Rauch gives an affirmative nod to the bargain Mormon officialdom has made with the existence of LBGT+ people in Utah. It's certainly interesting and better than what passes for a moral order in Texas -- or in the White House. I wish he had talked with someone other than the higher-ups of the Mormon church; at least in days past, LGBT people and anyone who was not a Mormon have often felt repressed where the Church of the Latter Day Saints sets the rules. Yet movement in the direction of pluralism must be good.
A strange book. I find it too confused to recommend -- and I feel confident that the confusion is not mine but Rauch's.
We live in a time when lines are being drawn. Confusion is a luxury. Evil is afoot. On the one side, the billionaires. On the other, everyone else and democracy and equality. Once upon a time in this country, the moral evil which had to be repudiated was slavery. Today the lie which must be repudiated is that acquiring billions of dollars should give license to a few to rule the many.
That goes for Christians in all our diversity, for believers in other traditions, and for those who find their values through other sources.
2 comments:
It is apparent that Christians, like their religious counterparts through the world, have learned to live in a way that, while acceptable to diverse religions, is also delusory.

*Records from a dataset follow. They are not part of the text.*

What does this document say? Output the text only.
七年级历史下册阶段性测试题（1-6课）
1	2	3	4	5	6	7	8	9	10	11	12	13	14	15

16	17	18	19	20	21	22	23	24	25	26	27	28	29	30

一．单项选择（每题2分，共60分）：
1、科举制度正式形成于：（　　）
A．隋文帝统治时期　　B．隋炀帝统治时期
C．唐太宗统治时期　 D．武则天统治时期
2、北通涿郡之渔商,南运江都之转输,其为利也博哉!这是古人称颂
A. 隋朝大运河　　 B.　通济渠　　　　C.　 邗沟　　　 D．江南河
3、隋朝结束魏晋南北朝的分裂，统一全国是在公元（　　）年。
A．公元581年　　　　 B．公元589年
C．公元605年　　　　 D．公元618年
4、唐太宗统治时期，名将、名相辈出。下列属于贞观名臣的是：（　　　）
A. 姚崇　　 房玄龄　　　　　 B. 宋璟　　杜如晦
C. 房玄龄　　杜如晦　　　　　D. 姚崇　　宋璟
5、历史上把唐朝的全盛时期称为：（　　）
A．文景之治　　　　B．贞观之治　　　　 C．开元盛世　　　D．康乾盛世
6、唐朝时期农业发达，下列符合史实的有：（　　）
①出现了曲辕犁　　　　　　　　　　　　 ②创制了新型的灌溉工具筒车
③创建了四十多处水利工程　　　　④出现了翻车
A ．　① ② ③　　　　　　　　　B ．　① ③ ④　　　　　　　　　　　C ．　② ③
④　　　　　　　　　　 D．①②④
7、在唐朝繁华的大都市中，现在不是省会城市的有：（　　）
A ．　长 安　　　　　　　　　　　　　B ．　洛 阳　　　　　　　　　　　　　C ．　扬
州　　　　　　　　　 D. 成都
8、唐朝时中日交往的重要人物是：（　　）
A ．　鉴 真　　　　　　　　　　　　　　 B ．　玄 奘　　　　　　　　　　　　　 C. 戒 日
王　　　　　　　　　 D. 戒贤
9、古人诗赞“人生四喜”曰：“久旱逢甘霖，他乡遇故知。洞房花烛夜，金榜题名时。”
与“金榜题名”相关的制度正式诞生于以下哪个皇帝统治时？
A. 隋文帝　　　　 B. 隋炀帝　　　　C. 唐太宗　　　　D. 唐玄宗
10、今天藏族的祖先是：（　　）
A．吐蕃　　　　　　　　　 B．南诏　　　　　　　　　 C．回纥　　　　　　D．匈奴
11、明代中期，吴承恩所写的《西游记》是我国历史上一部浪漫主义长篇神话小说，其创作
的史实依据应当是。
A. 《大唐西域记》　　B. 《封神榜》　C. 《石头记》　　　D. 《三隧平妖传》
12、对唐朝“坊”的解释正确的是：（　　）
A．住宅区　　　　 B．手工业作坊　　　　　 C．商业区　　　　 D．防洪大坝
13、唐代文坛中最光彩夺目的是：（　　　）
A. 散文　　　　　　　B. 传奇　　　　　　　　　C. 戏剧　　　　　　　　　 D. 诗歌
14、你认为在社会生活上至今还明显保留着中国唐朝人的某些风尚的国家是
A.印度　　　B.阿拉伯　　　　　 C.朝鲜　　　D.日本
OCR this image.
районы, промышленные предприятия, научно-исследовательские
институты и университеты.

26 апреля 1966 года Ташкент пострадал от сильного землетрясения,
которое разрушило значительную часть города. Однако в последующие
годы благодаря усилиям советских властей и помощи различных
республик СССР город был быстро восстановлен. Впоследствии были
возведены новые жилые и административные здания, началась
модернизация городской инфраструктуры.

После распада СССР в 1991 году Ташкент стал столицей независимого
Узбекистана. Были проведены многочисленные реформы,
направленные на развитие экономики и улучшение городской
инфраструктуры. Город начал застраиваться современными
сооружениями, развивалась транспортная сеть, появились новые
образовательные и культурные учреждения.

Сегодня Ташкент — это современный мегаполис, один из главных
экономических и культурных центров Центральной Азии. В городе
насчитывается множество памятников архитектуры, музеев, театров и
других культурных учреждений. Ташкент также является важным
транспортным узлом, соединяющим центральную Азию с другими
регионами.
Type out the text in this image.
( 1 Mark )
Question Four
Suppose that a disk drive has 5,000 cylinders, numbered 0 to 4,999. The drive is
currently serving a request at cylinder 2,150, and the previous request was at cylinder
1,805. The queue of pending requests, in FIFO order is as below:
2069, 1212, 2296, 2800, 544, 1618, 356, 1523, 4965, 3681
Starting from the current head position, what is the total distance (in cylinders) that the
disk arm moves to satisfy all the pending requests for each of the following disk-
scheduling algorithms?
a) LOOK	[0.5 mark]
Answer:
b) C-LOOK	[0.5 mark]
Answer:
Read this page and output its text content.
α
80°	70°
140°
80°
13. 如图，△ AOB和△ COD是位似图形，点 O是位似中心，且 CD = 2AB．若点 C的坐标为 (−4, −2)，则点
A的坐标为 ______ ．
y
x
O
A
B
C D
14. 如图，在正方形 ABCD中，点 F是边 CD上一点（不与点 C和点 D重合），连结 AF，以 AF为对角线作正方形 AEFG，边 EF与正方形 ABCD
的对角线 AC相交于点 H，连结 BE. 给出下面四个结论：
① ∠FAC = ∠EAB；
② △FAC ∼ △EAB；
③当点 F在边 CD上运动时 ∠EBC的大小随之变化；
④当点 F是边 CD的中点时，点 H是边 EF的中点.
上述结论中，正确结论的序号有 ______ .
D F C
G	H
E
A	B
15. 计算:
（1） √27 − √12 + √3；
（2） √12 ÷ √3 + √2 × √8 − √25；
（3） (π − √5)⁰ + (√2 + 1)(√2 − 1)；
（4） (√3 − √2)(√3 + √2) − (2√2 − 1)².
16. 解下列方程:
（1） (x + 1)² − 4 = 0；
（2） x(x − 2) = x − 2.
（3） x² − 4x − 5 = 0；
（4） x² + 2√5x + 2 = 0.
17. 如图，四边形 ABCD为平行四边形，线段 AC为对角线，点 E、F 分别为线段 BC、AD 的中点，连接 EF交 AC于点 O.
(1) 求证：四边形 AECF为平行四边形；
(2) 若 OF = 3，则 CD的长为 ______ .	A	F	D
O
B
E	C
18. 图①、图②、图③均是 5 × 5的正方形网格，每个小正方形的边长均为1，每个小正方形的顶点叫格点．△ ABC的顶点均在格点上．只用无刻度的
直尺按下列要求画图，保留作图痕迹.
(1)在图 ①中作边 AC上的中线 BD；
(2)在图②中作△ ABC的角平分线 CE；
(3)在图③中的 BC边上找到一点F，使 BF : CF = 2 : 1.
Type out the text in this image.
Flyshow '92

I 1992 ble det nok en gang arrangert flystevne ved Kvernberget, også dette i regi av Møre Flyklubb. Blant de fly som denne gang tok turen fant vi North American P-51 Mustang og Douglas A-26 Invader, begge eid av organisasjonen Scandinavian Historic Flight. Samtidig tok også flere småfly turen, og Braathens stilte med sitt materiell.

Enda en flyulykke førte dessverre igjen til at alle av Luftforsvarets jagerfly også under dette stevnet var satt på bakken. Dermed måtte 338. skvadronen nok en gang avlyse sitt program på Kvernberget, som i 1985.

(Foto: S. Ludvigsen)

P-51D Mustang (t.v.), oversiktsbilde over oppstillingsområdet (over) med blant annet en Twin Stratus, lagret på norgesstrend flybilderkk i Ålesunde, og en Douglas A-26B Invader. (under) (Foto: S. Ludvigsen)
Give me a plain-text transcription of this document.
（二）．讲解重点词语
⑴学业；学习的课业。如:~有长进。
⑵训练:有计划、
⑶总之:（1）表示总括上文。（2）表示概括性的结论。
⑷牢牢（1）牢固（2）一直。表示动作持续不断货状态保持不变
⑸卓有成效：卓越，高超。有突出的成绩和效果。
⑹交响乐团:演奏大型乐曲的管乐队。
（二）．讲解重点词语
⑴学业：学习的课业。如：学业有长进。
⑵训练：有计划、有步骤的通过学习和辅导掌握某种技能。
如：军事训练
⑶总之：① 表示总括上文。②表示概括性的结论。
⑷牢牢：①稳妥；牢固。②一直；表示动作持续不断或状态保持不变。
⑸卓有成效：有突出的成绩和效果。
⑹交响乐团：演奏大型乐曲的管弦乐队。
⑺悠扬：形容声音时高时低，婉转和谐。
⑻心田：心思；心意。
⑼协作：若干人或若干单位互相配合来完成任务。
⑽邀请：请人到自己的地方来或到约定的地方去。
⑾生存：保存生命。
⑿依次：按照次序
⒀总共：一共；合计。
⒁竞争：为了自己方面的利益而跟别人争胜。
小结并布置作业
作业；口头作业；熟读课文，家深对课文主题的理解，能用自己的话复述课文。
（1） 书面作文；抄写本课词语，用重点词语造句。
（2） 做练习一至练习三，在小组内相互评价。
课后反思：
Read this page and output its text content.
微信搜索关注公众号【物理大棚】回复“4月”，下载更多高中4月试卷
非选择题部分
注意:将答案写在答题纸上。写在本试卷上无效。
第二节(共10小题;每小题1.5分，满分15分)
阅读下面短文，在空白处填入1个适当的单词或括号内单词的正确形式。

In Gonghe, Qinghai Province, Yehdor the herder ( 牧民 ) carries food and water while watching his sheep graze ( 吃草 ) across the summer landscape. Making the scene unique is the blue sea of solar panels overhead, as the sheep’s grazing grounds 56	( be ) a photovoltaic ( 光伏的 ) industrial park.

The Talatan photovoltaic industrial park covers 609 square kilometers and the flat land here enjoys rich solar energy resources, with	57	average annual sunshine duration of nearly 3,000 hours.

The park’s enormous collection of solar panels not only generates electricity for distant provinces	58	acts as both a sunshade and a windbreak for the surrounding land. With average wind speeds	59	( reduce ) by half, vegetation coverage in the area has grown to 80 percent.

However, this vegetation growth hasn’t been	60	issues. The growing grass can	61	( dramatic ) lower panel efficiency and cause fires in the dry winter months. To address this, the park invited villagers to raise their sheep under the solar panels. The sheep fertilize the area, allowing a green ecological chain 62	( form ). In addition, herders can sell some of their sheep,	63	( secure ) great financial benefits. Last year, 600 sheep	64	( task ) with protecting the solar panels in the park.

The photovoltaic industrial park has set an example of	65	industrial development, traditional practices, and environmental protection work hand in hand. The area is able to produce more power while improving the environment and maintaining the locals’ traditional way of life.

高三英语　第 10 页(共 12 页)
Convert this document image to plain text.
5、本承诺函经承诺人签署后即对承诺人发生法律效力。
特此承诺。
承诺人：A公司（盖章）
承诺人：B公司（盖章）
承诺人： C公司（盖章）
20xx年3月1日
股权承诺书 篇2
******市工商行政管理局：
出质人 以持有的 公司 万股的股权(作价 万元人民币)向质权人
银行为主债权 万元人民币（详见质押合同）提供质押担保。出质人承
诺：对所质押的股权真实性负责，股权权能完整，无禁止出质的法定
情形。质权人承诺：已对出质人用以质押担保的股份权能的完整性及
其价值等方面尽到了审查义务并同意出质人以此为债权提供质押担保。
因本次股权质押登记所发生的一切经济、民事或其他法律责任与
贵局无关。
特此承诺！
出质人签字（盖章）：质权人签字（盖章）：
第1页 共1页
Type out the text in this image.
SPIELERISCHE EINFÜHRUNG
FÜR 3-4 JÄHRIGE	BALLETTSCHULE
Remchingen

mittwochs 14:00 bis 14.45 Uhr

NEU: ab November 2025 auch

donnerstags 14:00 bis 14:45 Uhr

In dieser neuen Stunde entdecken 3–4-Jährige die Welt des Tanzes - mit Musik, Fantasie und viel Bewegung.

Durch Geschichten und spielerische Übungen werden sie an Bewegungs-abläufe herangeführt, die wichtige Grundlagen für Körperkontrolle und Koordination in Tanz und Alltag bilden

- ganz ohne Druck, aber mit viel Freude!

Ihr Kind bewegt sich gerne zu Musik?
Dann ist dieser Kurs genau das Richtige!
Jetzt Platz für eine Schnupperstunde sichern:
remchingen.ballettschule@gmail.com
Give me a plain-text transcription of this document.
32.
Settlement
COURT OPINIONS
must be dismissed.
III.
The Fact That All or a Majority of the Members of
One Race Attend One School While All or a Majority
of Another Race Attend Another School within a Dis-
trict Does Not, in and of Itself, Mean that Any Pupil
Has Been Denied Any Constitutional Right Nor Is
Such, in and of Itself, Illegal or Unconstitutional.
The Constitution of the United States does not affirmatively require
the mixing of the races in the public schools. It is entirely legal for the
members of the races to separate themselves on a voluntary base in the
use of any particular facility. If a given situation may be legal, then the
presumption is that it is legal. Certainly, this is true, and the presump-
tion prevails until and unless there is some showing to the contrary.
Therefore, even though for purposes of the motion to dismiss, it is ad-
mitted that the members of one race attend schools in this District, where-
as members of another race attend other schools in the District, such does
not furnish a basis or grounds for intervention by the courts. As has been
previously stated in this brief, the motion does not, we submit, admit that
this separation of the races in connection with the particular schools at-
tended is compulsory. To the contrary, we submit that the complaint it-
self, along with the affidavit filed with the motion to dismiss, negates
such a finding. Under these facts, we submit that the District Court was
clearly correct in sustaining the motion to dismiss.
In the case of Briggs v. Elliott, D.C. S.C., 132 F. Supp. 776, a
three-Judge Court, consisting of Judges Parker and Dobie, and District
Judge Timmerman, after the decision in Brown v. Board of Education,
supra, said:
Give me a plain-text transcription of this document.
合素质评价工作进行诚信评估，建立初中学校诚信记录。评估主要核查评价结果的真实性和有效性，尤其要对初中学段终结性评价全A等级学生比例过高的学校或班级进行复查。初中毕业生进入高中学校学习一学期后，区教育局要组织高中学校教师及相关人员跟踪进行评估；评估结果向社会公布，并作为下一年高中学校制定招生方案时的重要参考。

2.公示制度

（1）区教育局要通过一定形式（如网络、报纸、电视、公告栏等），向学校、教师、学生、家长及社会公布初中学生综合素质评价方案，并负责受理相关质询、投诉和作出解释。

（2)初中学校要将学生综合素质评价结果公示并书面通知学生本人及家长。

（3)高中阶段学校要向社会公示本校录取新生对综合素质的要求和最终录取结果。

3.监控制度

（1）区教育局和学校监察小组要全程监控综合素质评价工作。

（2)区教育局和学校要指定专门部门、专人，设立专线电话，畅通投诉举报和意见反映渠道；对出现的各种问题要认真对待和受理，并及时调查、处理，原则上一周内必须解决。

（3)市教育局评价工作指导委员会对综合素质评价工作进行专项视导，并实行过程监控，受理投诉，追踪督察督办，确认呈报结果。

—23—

In the sense that all religions were devised by men as a less destructive tool of control than war. It may be that the majority of men have not accepted death as the natural consequence to life even though the evidence is all about us It would be far better to accept the finality death accept the fact that our planet can only sustain alimited amount of life and plan accordingly.
Ifevery
If every man were to think like Elon Musk who has reportedly fathered fourteen children the world would not survive beyond this century.